Le précepteur, terrorisé, était sur le point de pleurer.

Une exclamation de stupéfaction leur parvint du seuil de la pièce. Ils n’avaient pas entendu Nissim arriver en haut des escaliers. Il tenait un plateau avec une assiette couverte, quelques tranches de pain, un verre et un quart de vin blanc. Il tremblait tellement qu’il faillit tout laisser tomber.

— Il ressemble aux monstres de la Miknas que nous avons tués, père Nicolas ! Il est juste plus petit !

Avakum profita de cet instant de distraction pour sortir en courant de la pièce. On entendit ses pas dévaler rapidement les escaliers en bois. Peut-être trop rapidement : des sons confus, un bruit sourd et un cri de douleur firent comprendre qu’il avait achevé sa descente cul par-dessus tête. De nouveaux bruits de pas rapides s’éloignant dans les couloirs indiquèrent qu’il s’en était tiré sans trop de mal.

Eymerich ne se préoccupa pas de la fuite du précepteur. Il observait toujours le monstre blanchâtre qui haletait au milieu de ses humeurs visqueuses.

— Qu’est-ce que j’en fais maintenant ? demanda-t-il à Nissim.

Le serviteur, pétrifié d’horreur, ne put qu’écarter les bras en signe d’impuissance.

— Ceux de Feudo Michinese étaient certes plus gros, mais nous les avons tués, murmura-t-il.

— Celui-ci est très petit.
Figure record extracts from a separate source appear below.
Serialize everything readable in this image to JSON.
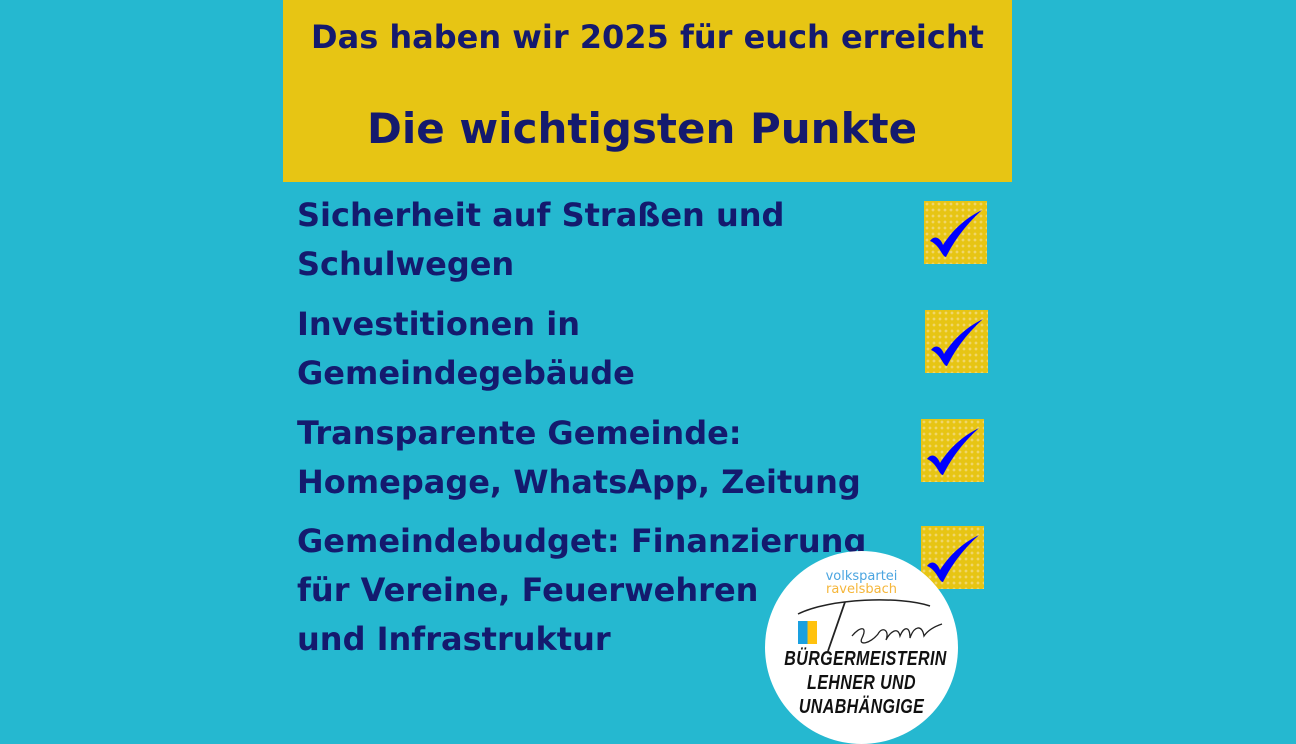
{
  "header": {
    "title": "Das haben wir 2025 für euch erreicht",
    "subtitle": "Die wichtigsten Punkte"
  },
  "items": [
    {
      "label": "Sicherheit auf Straßen und\nSchulwegen",
      "checked": true
    },
    {
      "label": "Investitionen in\nGemeindegebäude",
      "checked": true
    },
    {
      "label": "Transparente Gemeinde:\nHomepage, WhatsApp, Zeitung",
      "checked": true
    },
    {
      "label": "Gemeindebudget: Finanzierung\nfür Vereine, Feuerwehren\nund Infrastruktur",
      "checked": true
    }
  ],
  "logo": {
    "line1": "volkspartei",
    "line2": "ravelsbach",
    "script": "Team",
    "text1": "BÜRGERMEISTERIN",
    "text2": "LEHNER UND",
    "text3": "UNABHÄNGIGE"
  },
  "colors": {
    "background": "#25b8d0",
    "header": "#e7c514",
    "text": "#141a6e",
    "check": "#0000ff"
  },
  "icons": {
    "check": "checkmark-icon"
  }
}
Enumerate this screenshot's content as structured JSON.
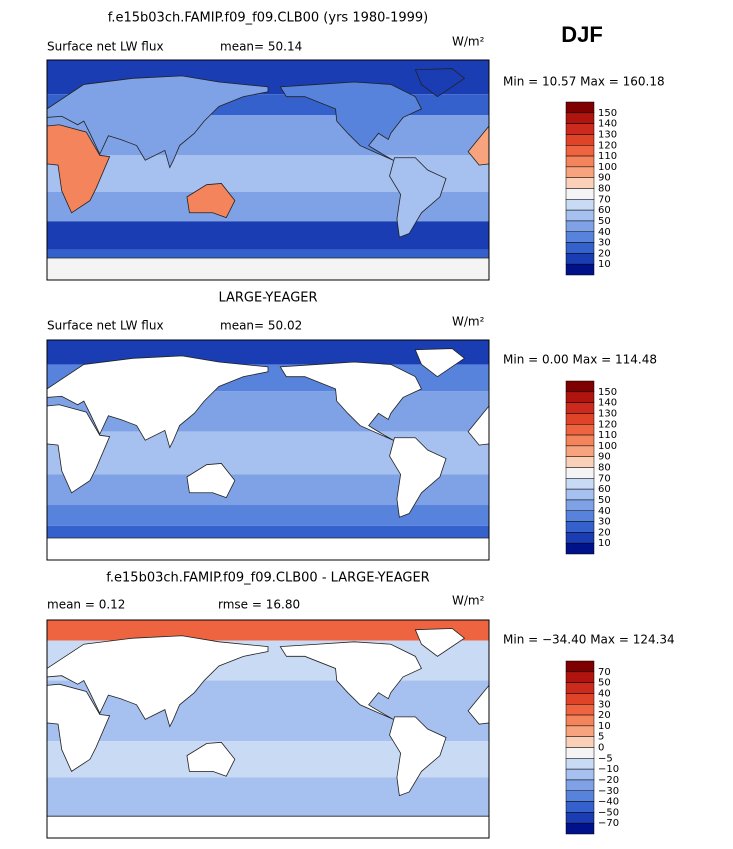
{
  "header": {
    "title": "f.e15b03ch.FAMIP.f09_f09.CLB00 (yrs 1980-1999)",
    "season": "DJF"
  },
  "panels": [
    {
      "subtitle": "Surface net LW flux",
      "stat1": "mean=  50.14",
      "units": "W/m²",
      "range": "Min =   10.57 Max = 160.18",
      "colorbar": {
        "labels": [
          "150",
          "140",
          "130",
          "120",
          "110",
          "100",
          "90",
          "80",
          "70",
          "60",
          "50",
          "40",
          "30",
          "20",
          "10"
        ],
        "colors": [
          "#7f0000",
          "#b0140f",
          "#cc2a1c",
          "#e04428",
          "#ee6440",
          "#f4845c",
          "#f7a47e",
          "#fbd0b8",
          "#f4f4f4",
          "#c9daf5",
          "#a6c0ef",
          "#7fa2e6",
          "#5783dc",
          "#3561cc",
          "#1a3db3",
          "#00128a"
        ]
      }
    },
    {
      "title": "LARGE-YEAGER",
      "subtitle": "Surface net LW flux",
      "stat1": "mean=  50.02",
      "units": "W/m²",
      "range": "Min =    0.00 Max = 114.48",
      "colorbar": {
        "labels": [
          "150",
          "140",
          "130",
          "120",
          "110",
          "100",
          "90",
          "80",
          "70",
          "60",
          "50",
          "40",
          "30",
          "20",
          "10"
        ],
        "colors": [
          "#7f0000",
          "#b0140f",
          "#cc2a1c",
          "#e04428",
          "#ee6440",
          "#f4845c",
          "#f7a47e",
          "#fbd0b8",
          "#f4f4f4",
          "#c9daf5",
          "#a6c0ef",
          "#7fa2e6",
          "#5783dc",
          "#3561cc",
          "#1a3db3",
          "#00128a"
        ]
      }
    },
    {
      "title": "f.e15b03ch.FAMIP.f09_f09.CLB00 - LARGE-YEAGER",
      "stat1": "mean =   0.12",
      "stat2": "rmse =  16.80",
      "units": "W/m²",
      "range": "Min = −34.40 Max = 124.34",
      "colorbar": {
        "labels": [
          "70",
          "50",
          "40",
          "30",
          "20",
          "10",
          "5",
          "0",
          "−5",
          "−10",
          "−20",
          "−30",
          "−40",
          "−50",
          "−70"
        ],
        "colors": [
          "#7f0000",
          "#b0140f",
          "#cc2a1c",
          "#e04428",
          "#ee6440",
          "#f4845c",
          "#f7a47e",
          "#fbd0b8",
          "#f4f4f4",
          "#c9daf5",
          "#a6c0ef",
          "#7fa2e6",
          "#5783dc",
          "#3561cc",
          "#1a3db3",
          "#00128a"
        ]
      }
    }
  ]
}
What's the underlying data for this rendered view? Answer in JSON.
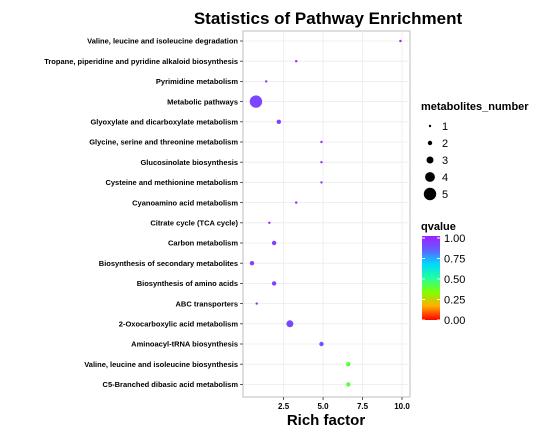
{
  "chart_data": {
    "type": "scatter",
    "title": "Statistics of Pathway Enrichment",
    "xlabel": "Rich factor",
    "xlim": [
      0,
      10.5
    ],
    "x_ticks": [
      "2.5",
      "5.0",
      "7.5",
      "10.0"
    ],
    "grid": true,
    "legend_position": "right",
    "pathways": [
      {
        "name": "Valine, leucine and isoleucine degradation",
        "x": 9.9,
        "metabolites_number": 1,
        "qvalue": 1.0
      },
      {
        "name": "Tropane, piperidine and pyridine alkaloid biosynthesis",
        "x": 3.3,
        "metabolites_number": 1,
        "qvalue": 0.97
      },
      {
        "name": "Pyrimidine metabolism",
        "x": 1.4,
        "metabolites_number": 1,
        "qvalue": 0.97
      },
      {
        "name": "Metabolic pathways",
        "x": 0.75,
        "metabolites_number": 5,
        "qvalue": 0.9
      },
      {
        "name": "Glyoxylate and dicarboxylate metabolism",
        "x": 2.2,
        "metabolites_number": 2,
        "qvalue": 0.92
      },
      {
        "name": "Glycine, serine and threonine metabolism",
        "x": 4.9,
        "metabolites_number": 1,
        "qvalue": 0.95
      },
      {
        "name": "Glucosinolate biosynthesis",
        "x": 4.9,
        "metabolites_number": 1,
        "qvalue": 0.95
      },
      {
        "name": "Cysteine and methionine metabolism",
        "x": 4.9,
        "metabolites_number": 1,
        "qvalue": 0.95
      },
      {
        "name": "Cyanoamino acid metabolism",
        "x": 3.3,
        "metabolites_number": 1,
        "qvalue": 0.97
      },
      {
        "name": "Citrate cycle (TCA cycle)",
        "x": 1.6,
        "metabolites_number": 1,
        "qvalue": 0.97
      },
      {
        "name": "Carbon metabolism",
        "x": 1.9,
        "metabolites_number": 2,
        "qvalue": 0.92
      },
      {
        "name": "Biosynthesis of secondary metabolites",
        "x": 0.5,
        "metabolites_number": 2,
        "qvalue": 0.9
      },
      {
        "name": "Biosynthesis of amino acids",
        "x": 1.9,
        "metabolites_number": 2,
        "qvalue": 0.92
      },
      {
        "name": "ABC transporters",
        "x": 0.8,
        "metabolites_number": 1,
        "qvalue": 0.97
      },
      {
        "name": "2-Oxocarboxylic acid metabolism",
        "x": 2.9,
        "metabolites_number": 3,
        "qvalue": 0.9
      },
      {
        "name": "Aminoacyl-tRNA biosynthesis",
        "x": 4.9,
        "metabolites_number": 2,
        "qvalue": 0.88
      },
      {
        "name": "Valine, leucine and isoleucine biosynthesis",
        "x": 6.6,
        "metabolites_number": 2,
        "qvalue": 0.4
      },
      {
        "name": "C5-Branched dibasic acid metabolism",
        "x": 6.6,
        "metabolites_number": 2,
        "qvalue": 0.4
      }
    ],
    "size_legend": {
      "title": "metabolites_number",
      "labels": [
        "1",
        "2",
        "3",
        "4",
        "5"
      ]
    },
    "color_legend": {
      "title": "qvalue",
      "labels": [
        "1.00",
        "0.75",
        "0.50",
        "0.25",
        "0.00"
      ],
      "colors": [
        "#ff0000",
        "#ffb000",
        "#80ff00",
        "#20ffa0",
        "#00d8ff",
        "#6060ff",
        "#a020ff"
      ]
    }
  }
}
Si je m’en débarrasse, je perds une preuve de ce qui vient de se passer.

— Trouvez un récipient où vous pourrez le conserver.

Eymerich, qui ne suivait habituellement aucun conseil, fit une exception. Il aperçut une cruche pour les ablutions corporelles déjà vidée. Il réussit à vaincre sa répulsion, saisit la larve humide par la nuque et la libéra des derniers débris. Elle s’agitait entre ses doigts. Il la laissa tomber dans le récipient en un geste de dégoût. Il perçut des couinements confus.
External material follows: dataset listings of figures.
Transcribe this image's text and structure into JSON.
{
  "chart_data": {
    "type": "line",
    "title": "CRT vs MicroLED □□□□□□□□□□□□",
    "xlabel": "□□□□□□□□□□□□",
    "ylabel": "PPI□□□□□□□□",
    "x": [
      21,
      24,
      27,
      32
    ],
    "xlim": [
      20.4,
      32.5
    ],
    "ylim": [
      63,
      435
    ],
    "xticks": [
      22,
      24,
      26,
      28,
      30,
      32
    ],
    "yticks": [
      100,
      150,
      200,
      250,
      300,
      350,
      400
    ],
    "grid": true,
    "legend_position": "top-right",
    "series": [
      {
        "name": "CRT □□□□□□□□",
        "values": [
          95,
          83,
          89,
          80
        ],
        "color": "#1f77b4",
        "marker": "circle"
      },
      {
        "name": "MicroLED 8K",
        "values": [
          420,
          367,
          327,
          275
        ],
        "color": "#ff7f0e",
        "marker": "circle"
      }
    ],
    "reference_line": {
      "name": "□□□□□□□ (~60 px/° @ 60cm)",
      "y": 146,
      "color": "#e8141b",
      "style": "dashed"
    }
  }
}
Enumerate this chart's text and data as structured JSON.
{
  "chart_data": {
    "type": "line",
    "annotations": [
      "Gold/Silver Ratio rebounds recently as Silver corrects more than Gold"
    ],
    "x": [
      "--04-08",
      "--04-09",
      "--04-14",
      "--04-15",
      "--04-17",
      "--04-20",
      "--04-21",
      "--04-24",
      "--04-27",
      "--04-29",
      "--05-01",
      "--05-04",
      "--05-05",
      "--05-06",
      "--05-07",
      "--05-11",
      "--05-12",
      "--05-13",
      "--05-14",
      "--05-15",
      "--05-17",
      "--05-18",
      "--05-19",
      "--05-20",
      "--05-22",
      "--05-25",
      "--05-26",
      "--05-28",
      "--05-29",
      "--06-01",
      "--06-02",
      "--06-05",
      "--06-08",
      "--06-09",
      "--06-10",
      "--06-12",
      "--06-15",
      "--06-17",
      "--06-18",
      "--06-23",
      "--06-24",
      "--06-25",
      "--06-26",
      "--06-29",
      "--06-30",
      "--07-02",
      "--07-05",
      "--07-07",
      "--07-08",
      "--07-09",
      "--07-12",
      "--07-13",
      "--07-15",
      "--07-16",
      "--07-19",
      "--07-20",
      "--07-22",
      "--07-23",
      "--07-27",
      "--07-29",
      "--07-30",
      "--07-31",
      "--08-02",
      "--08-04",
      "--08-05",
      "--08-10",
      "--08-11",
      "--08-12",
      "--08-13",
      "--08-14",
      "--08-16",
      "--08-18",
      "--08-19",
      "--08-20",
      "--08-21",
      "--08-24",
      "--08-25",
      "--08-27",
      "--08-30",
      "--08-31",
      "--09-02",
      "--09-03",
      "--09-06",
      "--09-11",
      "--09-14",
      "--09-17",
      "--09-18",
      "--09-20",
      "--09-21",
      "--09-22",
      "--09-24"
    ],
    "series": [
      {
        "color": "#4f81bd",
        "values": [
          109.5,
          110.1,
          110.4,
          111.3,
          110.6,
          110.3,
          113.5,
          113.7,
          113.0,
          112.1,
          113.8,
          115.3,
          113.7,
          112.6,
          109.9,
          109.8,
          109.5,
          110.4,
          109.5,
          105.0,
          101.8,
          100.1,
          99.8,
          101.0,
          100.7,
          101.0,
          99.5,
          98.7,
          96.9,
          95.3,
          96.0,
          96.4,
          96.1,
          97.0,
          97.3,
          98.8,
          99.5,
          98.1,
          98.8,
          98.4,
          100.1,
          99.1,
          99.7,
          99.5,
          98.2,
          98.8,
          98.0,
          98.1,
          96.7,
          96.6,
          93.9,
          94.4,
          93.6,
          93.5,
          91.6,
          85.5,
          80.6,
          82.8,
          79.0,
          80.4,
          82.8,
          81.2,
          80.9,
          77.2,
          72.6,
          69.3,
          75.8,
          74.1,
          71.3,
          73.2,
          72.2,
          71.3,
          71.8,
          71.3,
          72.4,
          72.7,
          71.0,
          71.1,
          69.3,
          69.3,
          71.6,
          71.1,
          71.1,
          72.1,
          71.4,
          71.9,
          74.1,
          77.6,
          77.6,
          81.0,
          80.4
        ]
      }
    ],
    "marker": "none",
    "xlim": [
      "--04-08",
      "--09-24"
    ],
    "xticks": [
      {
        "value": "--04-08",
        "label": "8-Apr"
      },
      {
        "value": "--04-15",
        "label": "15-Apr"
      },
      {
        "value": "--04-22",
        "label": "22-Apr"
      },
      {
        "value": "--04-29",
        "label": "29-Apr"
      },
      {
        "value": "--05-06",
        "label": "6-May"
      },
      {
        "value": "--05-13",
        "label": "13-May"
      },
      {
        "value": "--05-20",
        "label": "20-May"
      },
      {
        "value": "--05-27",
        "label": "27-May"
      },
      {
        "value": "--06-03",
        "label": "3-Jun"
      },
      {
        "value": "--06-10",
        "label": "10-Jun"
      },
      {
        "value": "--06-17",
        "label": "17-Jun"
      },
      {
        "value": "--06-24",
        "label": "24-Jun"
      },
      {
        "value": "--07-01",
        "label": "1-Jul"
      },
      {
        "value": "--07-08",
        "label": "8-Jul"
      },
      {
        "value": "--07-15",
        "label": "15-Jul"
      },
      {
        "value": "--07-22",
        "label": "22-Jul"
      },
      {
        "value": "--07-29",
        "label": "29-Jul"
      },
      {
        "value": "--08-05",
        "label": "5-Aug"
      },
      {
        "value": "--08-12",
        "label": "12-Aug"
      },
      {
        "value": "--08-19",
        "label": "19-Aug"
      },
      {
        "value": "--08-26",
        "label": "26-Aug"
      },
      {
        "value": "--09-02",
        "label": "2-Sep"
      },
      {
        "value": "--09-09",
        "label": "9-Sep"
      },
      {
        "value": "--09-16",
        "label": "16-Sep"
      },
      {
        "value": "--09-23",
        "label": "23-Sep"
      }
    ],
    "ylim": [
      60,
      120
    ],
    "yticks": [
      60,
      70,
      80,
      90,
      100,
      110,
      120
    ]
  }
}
— On dirait qu’il veut dire quelque chose, fit-il observer.

Nissim essuyait son front en sueur du dos de son avant-bras.

— Oui, magister… Excusez-moi : père !

— Mais que hurle-t-il ?

— On dirait « pa… pa… ».

Nissim déglutit.

— Cela peut vouloir tout dire et rien dire. Puis-je avancer une hypothèse ?

— Vas-y.

— L’embryon vous prend pour son père.